As we explain in our new book, Negotiating Commercial Leases & Renewals FOR DUMMIES, an offer to lease is generally the best way to proceed when you’re ready to enter into a formal agreement with the landlord. An offer to lease can be written from landlord to tenant or from tenant to landlord – the latter route is more common. This isn’t, however, always right or the best thing for a tenant to do.

If you’re going to buy a car, do you take a purchase agreement with you to the car dealership? Of course not. The car dealership has a purchase or sale agreement for you to sign if you want to buy a car from them. On a similar note, franchise tenants find themselves in a much stronger negotiating position if they require the landlord to first prepare and send them the standard offer to lease.

Even if the landlord’s template document says that the franchise tenant is making the offer to the landlord, as long as the business terms have been filled in by landlord or their agent, this typically represents the landlord’s first offer. The point here is to get the landlord to make the first bid, stating the rent and other details, so that the franchise tenant is responding or is in a position to counter-offer … it’s all about who appears to be pursuing who. Note that the offer to lease is typically legally binding.

The offer to lease shouldn’t be used as a tool to justify why you should get certain concessions or incentives. The negotiation process should be verbal, but the offer itself should include just the facts put down on paper. A typical offer to lease will have approximately 14 – 20 business terms including the following:

  • Name of tenant (this will be your corporation if you have formed one) and landlord.
  • Address of the premises (including the specific unit)
  • Size or square footage of the premises
  • Length of lease term (commencement and expiration dates)
  • Buildout or fixturing period
  • Rental rate
  • Additional rents (taxes, maintenance, and insurance estimates)
  • Free rent (or rent abatement period)
  • Tenant improvement allowance
  • Permitted uses and exclusivities
  • Deposit terms and terms
  • Landlord and tenant’s work to the premises
  • Renewal options
  • Lease assignment language
  • Parking, reserved parking and any charges
  • Signage
  • Personal guaranty (or indication of one not being required)
  • Conditions and acceptance dates

Far too often, franchise tenants come to The Lease Coach complaining that some of the terms that they negotiated verbally as part of the lease deal aren’t appearing on paper or are appearing with a different meaning or context. Verbal negotiations often aren’t captured on paper with the correct intent or detail; this is why you need a checklist to make sure that everything you negotiate shows up properly.

Following your submitting or receiving an offer to lease, the negotiations can begin. Remember that a good lease negotiation is like a boxing match that lasts many rounds. It’s perfectly acceptable and advisable to make multiple counteroffers, inching the deal forward and improving on it each round. Franchise tenants may think that the leasing process is an event, rather than a process.

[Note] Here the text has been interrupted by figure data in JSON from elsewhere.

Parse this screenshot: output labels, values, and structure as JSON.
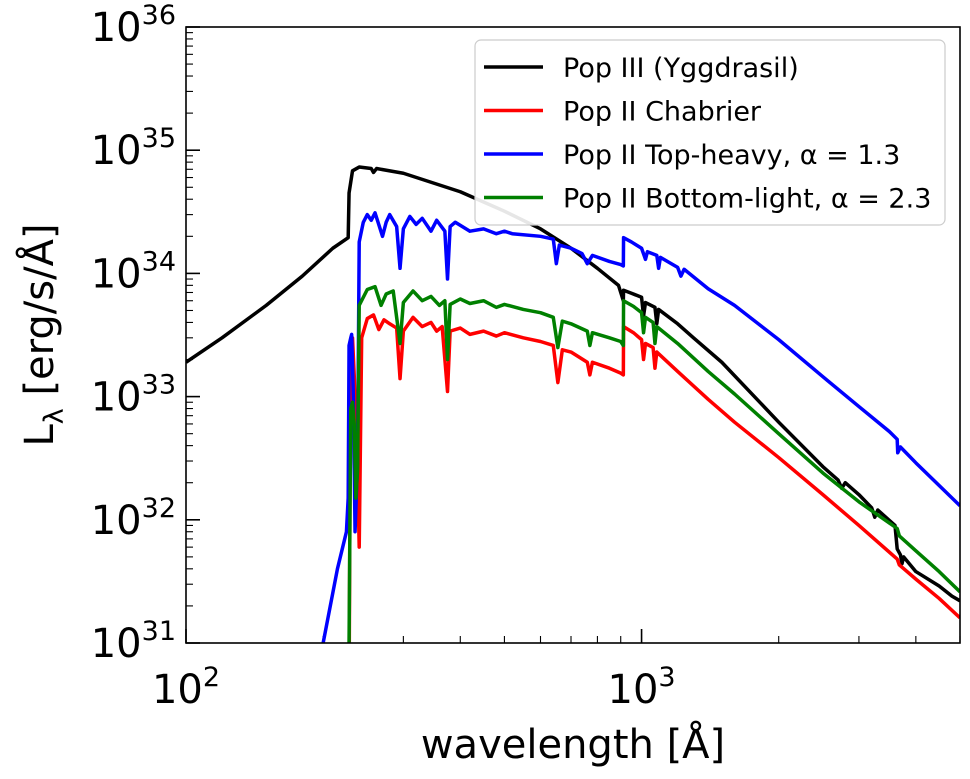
{
  "chart_data": {
    "type": "line",
    "title": "",
    "xlabel": "wavelength [Å]",
    "ylabel": "L_λ [erg/s/Å]",
    "xscale": "log",
    "yscale": "log",
    "xlim": [
      100,
      5000
    ],
    "ylim": [
      1e+31,
      1e+36
    ],
    "x_tick_labels": [
      {
        "value": 100,
        "base": "10",
        "exp": "2"
      },
      {
        "value": 1000,
        "base": "10",
        "exp": "3"
      }
    ],
    "y_tick_labels": [
      {
        "value": 1e+31,
        "base": "10",
        "exp": "31"
      },
      {
        "value": 1e+32,
        "base": "10",
        "exp": "32"
      },
      {
        "value": 1e+33,
        "base": "10",
        "exp": "33"
      },
      {
        "value": 1e+34,
        "base": "10",
        "exp": "34"
      },
      {
        "value": 1e+35,
        "base": "10",
        "exp": "35"
      },
      {
        "value": 1e+36,
        "base": "10",
        "exp": "36"
      }
    ],
    "legend_position": "top-right",
    "series": [
      {
        "name": "Pop III (Yggdrasil)",
        "color": "#000000",
        "points": [
          [
            100,
            1.9e+33
          ],
          [
            120,
            3e+33
          ],
          [
            150,
            5.5e+33
          ],
          [
            180,
            9.5e+33
          ],
          [
            210,
            1.6e+34
          ],
          [
            227,
            1.95e+34
          ],
          [
            228,
            4.5e+34
          ],
          [
            232,
            6.8e+34
          ],
          [
            240,
            7.3e+34
          ],
          [
            255,
            7.1e+34
          ],
          [
            258,
            6.6e+34
          ],
          [
            262,
            7.1e+34
          ],
          [
            300,
            6.5e+34
          ],
          [
            400,
            4.6e+34
          ],
          [
            500,
            3.2e+34
          ],
          [
            600,
            2.3e+34
          ],
          [
            700,
            1.6e+34
          ],
          [
            800,
            1.1e+34
          ],
          [
            890,
            8e+33
          ],
          [
            912,
            6e+33
          ],
          [
            913,
            7.3e+33
          ],
          [
            950,
            6.9e+33
          ],
          [
            1000,
            6.4e+33
          ],
          [
            1010,
            4.5e+33
          ],
          [
            1020,
            5.8e+33
          ],
          [
            1070,
            5.3e+33
          ],
          [
            1080,
            3.9e+33
          ],
          [
            1090,
            5.1e+33
          ],
          [
            1200,
            3.9e+33
          ],
          [
            1300,
            3e+33
          ],
          [
            1500,
            1.9e+33
          ],
          [
            2000,
            6.2e+32
          ],
          [
            2500,
            2.7e+32
          ],
          [
            2700,
            2.1e+32
          ],
          [
            2750,
            1.8e+32
          ],
          [
            2800,
            2e+32
          ],
          [
            3000,
            1.6e+32
          ],
          [
            3200,
            1.25e+32
          ],
          [
            3250,
            1.05e+32
          ],
          [
            3300,
            1.2e+32
          ],
          [
            3600,
            9e+31
          ],
          [
            3640,
            5.8e+31
          ],
          [
            3700,
            5.2e+31
          ],
          [
            3730,
            4.4e+31
          ],
          [
            3760,
            5e+31
          ],
          [
            4000,
            3.8e+31
          ],
          [
            4500,
            2.9e+31
          ],
          [
            4800,
            2.4e+31
          ],
          [
            5000,
            2.2e+31
          ]
        ]
      },
      {
        "name": "Pop II Chabrier",
        "color": "#ff0000",
        "points": [
          [
            228,
            4e+30
          ],
          [
            229,
            1.2e+32
          ],
          [
            230,
            9e+32
          ],
          [
            232,
            3e+33
          ],
          [
            234,
            1.5e+33
          ],
          [
            238,
            2.6e+32
          ],
          [
            240,
            6e+31
          ],
          [
            243,
            3e+33
          ],
          [
            250,
            4.3e+33
          ],
          [
            258,
            4.6e+33
          ],
          [
            265,
            3.5e+33
          ],
          [
            272,
            4.2e+33
          ],
          [
            280,
            3.9e+33
          ],
          [
            290,
            3.6e+33
          ],
          [
            295,
            1.4e+33
          ],
          [
            300,
            3.4e+33
          ],
          [
            315,
            4.4e+33
          ],
          [
            330,
            3.7e+33
          ],
          [
            345,
            4e+33
          ],
          [
            355,
            3.4e+33
          ],
          [
            365,
            3.7e+33
          ],
          [
            375,
            1.1e+33
          ],
          [
            380,
            3.4e+33
          ],
          [
            400,
            3.6e+33
          ],
          [
            420,
            3.2e+33
          ],
          [
            450,
            3.4e+33
          ],
          [
            480,
            3.1e+33
          ],
          [
            500,
            3.3e+33
          ],
          [
            550,
            3e+33
          ],
          [
            600,
            2.8e+33
          ],
          [
            640,
            2.6e+33
          ],
          [
            655,
            1.3e+33
          ],
          [
            670,
            2.4e+33
          ],
          [
            700,
            2.3e+33
          ],
          [
            760,
            1.9e+33
          ],
          [
            770,
            1.5e+33
          ],
          [
            780,
            1.9e+33
          ],
          [
            850,
            1.7e+33
          ],
          [
            900,
            1.55e+33
          ],
          [
            912,
            1.5e+33
          ],
          [
            913,
            3.7e+33
          ],
          [
            960,
            3.3e+33
          ],
          [
            1000,
            2.9e+33
          ],
          [
            1010,
            2e+33
          ],
          [
            1020,
            2.7e+33
          ],
          [
            1060,
            2.5e+33
          ],
          [
            1070,
            1.7e+33
          ],
          [
            1080,
            2.3e+33
          ],
          [
            1200,
            1.6e+33
          ],
          [
            1400,
            9.5e+32
          ],
          [
            1600,
            6.2e+32
          ],
          [
            2000,
            3.2e+32
          ],
          [
            2500,
            1.6e+32
          ],
          [
            3000,
            9e+31
          ],
          [
            3640,
            4.8e+31
          ],
          [
            3680,
            4.3e+31
          ],
          [
            4000,
            3.3e+31
          ],
          [
            4500,
            2.3e+31
          ],
          [
            5000,
            1.6e+31
          ]
        ]
      },
      {
        "name": "Pop II Top-heavy, α = 1.3",
        "color": "#0000ff",
        "points": [
          [
            180,
            1e+30
          ],
          [
            200,
            1e+31
          ],
          [
            215,
            4e+31
          ],
          [
            225,
            8e+31
          ],
          [
            227,
            1.5e+32
          ],
          [
            228,
            2.6e+33
          ],
          [
            230,
            3e+33
          ],
          [
            231,
            3.2e+33
          ],
          [
            233,
            1e+33
          ],
          [
            235,
            8e+31
          ],
          [
            238,
            3e+32
          ],
          [
            240,
            1.8e+34
          ],
          [
            245,
            2.6e+34
          ],
          [
            250,
            3e+34
          ],
          [
            255,
            2.7e+34
          ],
          [
            260,
            3.1e+34
          ],
          [
            270,
            2e+34
          ],
          [
            275,
            2.6e+34
          ],
          [
            280,
            3e+34
          ],
          [
            290,
            2.4e+34
          ],
          [
            295,
            1.1e+34
          ],
          [
            300,
            2.3e+34
          ],
          [
            310,
            2.9e+34
          ],
          [
            320,
            2.5e+34
          ],
          [
            330,
            2.8e+34
          ],
          [
            345,
            2.2e+34
          ],
          [
            355,
            2.7e+34
          ],
          [
            370,
            2.2e+34
          ],
          [
            375,
            9e+33
          ],
          [
            380,
            2.4e+34
          ],
          [
            390,
            2.6e+34
          ],
          [
            420,
            2.2e+34
          ],
          [
            450,
            2.3e+34
          ],
          [
            480,
            2.1e+34
          ],
          [
            500,
            2.2e+34
          ],
          [
            520,
            2.1e+34
          ],
          [
            600,
            2e+34
          ],
          [
            640,
            1.9e+34
          ],
          [
            650,
            1.2e+34
          ],
          [
            660,
            1.7e+34
          ],
          [
            700,
            1.6e+34
          ],
          [
            740,
            1.45e+34
          ],
          [
            760,
            1.2e+34
          ],
          [
            780,
            1.4e+34
          ],
          [
            850,
            1.25e+34
          ],
          [
            900,
            1.18e+34
          ],
          [
            912,
            1.15e+34
          ],
          [
            913,
            1.95e+34
          ],
          [
            950,
            1.8e+34
          ],
          [
            1000,
            1.6e+34
          ],
          [
            1020,
            1.3e+34
          ],
          [
            1030,
            1.5e+34
          ],
          [
            1080,
            1.4e+34
          ],
          [
            1090,
            1.1e+34
          ],
          [
            1100,
            1.35e+34
          ],
          [
            1200,
            1.12e+34
          ],
          [
            1220,
            9.5e+33
          ],
          [
            1240,
            1.08e+34
          ],
          [
            1400,
            7.5e+33
          ],
          [
            1600,
            5.5e+33
          ],
          [
            2000,
            2.9e+33
          ],
          [
            2500,
            1.45e+33
          ],
          [
            3000,
            8.3e+32
          ],
          [
            3500,
            5.2e+32
          ],
          [
            3640,
            4.5e+32
          ],
          [
            3650,
            3.5e+32
          ],
          [
            3700,
            3.9e+32
          ],
          [
            4000,
            2.9e+32
          ],
          [
            4500,
            1.9e+32
          ],
          [
            5000,
            1.3e+32
          ]
        ]
      },
      {
        "name": "Pop II Bottom-light, α = 2.3",
        "color": "#008000",
        "points": [
          [
            228,
            1e+31
          ],
          [
            229,
            1e+32
          ],
          [
            230,
            8e+32
          ],
          [
            232,
            9e+32
          ],
          [
            234,
            6e+32
          ],
          [
            236,
            1.5e+32
          ],
          [
            238,
            2.5e+32
          ],
          [
            240,
            5.5e+33
          ],
          [
            250,
            7.4e+33
          ],
          [
            260,
            7.8e+33
          ],
          [
            268,
            5.5e+33
          ],
          [
            275,
            6.8e+33
          ],
          [
            285,
            7.2e+33
          ],
          [
            295,
            2.7e+33
          ],
          [
            300,
            5.8e+33
          ],
          [
            315,
            7.2e+33
          ],
          [
            330,
            6e+33
          ],
          [
            345,
            6.5e+33
          ],
          [
            360,
            5.5e+33
          ],
          [
            370,
            6e+33
          ],
          [
            375,
            2e+33
          ],
          [
            380,
            5.6e+33
          ],
          [
            400,
            6.2e+33
          ],
          [
            420,
            5.7e+33
          ],
          [
            450,
            6e+33
          ],
          [
            480,
            5.3e+33
          ],
          [
            500,
            5.6e+33
          ],
          [
            550,
            5.1e+33
          ],
          [
            600,
            4.8e+33
          ],
          [
            640,
            4.4e+33
          ],
          [
            655,
            2.5e+33
          ],
          [
            670,
            4.1e+33
          ],
          [
            700,
            3.9e+33
          ],
          [
            760,
            3.4e+33
          ],
          [
            770,
            2.6e+33
          ],
          [
            780,
            3.3e+33
          ],
          [
            850,
            3e+33
          ],
          [
            900,
            2.8e+33
          ],
          [
            912,
            2.6e+33
          ],
          [
            913,
            6e+33
          ],
          [
            960,
            5.4e+33
          ],
          [
            1000,
            4.8e+33
          ],
          [
            1010,
            3.3e+33
          ],
          [
            1020,
            4.4e+33
          ],
          [
            1060,
            4e+33
          ],
          [
            1070,
            2.7e+33
          ],
          [
            1080,
            3.7e+33
          ],
          [
            1200,
            2.7e+33
          ],
          [
            1400,
            1.6e+33
          ],
          [
            1600,
            1.05e+33
          ],
          [
            2000,
            5e+32
          ],
          [
            2500,
            2.4e+32
          ],
          [
            3000,
            1.4e+32
          ],
          [
            3640,
            8.5e+31
          ],
          [
            3680,
            7.4e+31
          ],
          [
            4000,
            5.6e+31
          ],
          [
            4500,
            3.8e+31
          ],
          [
            5000,
            2.6e+31
          ]
        ]
      }
    ]
  }
}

Speed is not necessarily conducive to getting the best lease deal possible for the tenant.

When negotiating your offer to lease, don’t take what you’re being told or offered as the bottom line – just because it was delivered with convincing rhetoric. If you’ve done your homework, you should know in advance what prevailing rates (or “going” rental rates in the area) and what comprises a competitive deal in that marketplace.

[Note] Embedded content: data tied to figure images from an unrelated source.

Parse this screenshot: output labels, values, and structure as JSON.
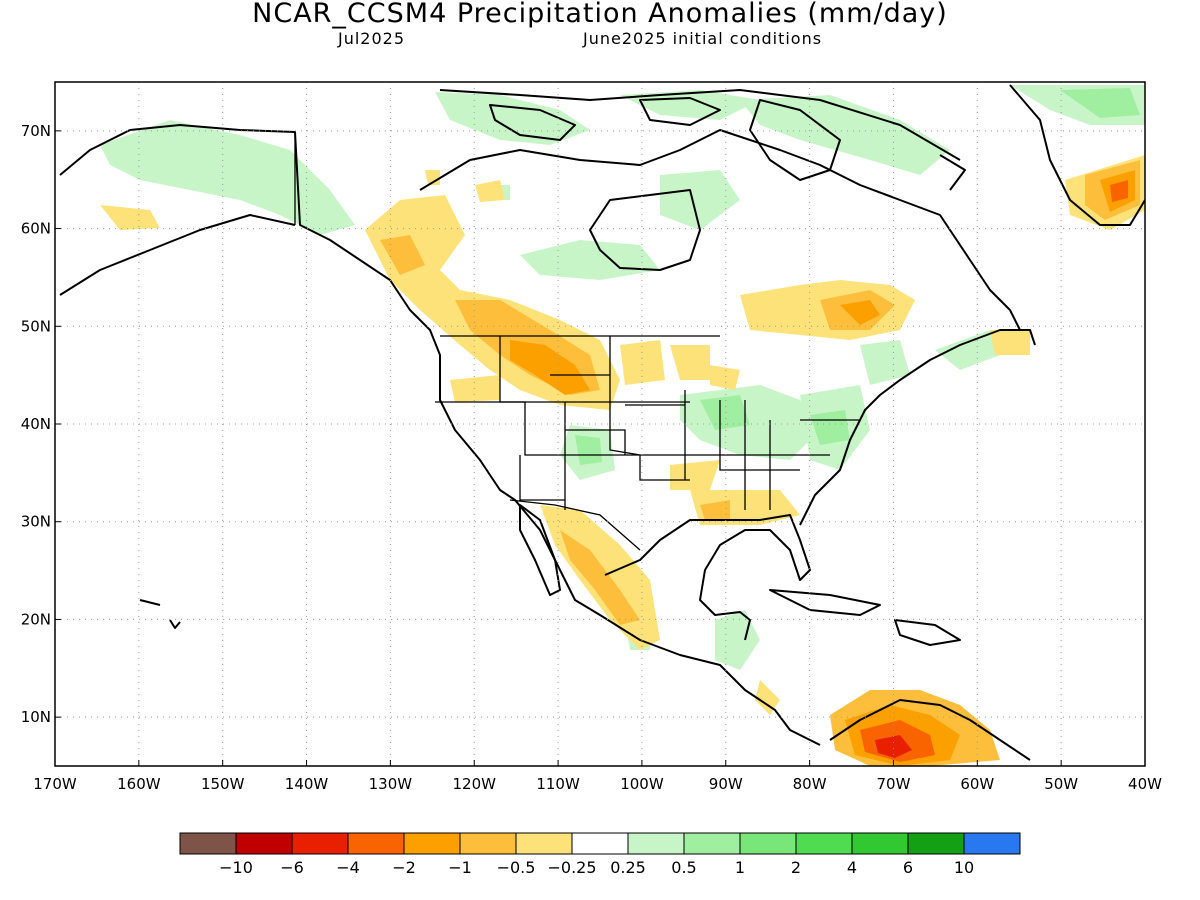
{
  "header": {
    "title": "NCAR_CCSM4 Precipitation Anomalies (mm/day)",
    "valid_month": "Jul2025",
    "init": "June2025 initial conditions"
  },
  "axes": {
    "lat_labels": [
      "70N",
      "60N",
      "50N",
      "40N",
      "30N",
      "20N",
      "10N"
    ],
    "lat_values": [
      70,
      60,
      50,
      40,
      30,
      20,
      10
    ],
    "lon_labels": [
      "170W",
      "160W",
      "150W",
      "140W",
      "130W",
      "120W",
      "110W",
      "100W",
      "90W",
      "80W",
      "70W",
      "60W",
      "50W",
      "40W"
    ],
    "lon_values": [
      -170,
      -160,
      -150,
      -140,
      -130,
      -120,
      -110,
      -100,
      -90,
      -80,
      -70,
      -60,
      -50,
      -40
    ],
    "lon_range": [
      -170,
      -40
    ],
    "lat_range": [
      5,
      75
    ],
    "grid": "dotted"
  },
  "colorbar": {
    "colors": [
      "#7f5448",
      "#c00000",
      "#e82000",
      "#fa6400",
      "#fca000",
      "#fdbe3c",
      "#fde27a",
      "#ffffff",
      "#c8f5c8",
      "#a0eea0",
      "#78e678",
      "#50dc50",
      "#32c832",
      "#14a014",
      "#2878f0"
    ],
    "labels": [
      "−10",
      "−6",
      "−4",
      "−2",
      "−1",
      "−0.5",
      "−0.25",
      "0.25",
      "0.5",
      "1",
      "2",
      "4",
      "6",
      "10"
    ]
  }
}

Finally, it’s important to time your counteroffer(s) for the best results. If you get a proposal from the landlord in the morning and you’re modifying and returning it in the afternoon, you’re responding too soon. You need to pace the process. Six or eight counteroffers are par for the course when we negotiate a lease for a tenant. This can take weeks or months, and also depends on the accessibility of the landlord’s decision makers.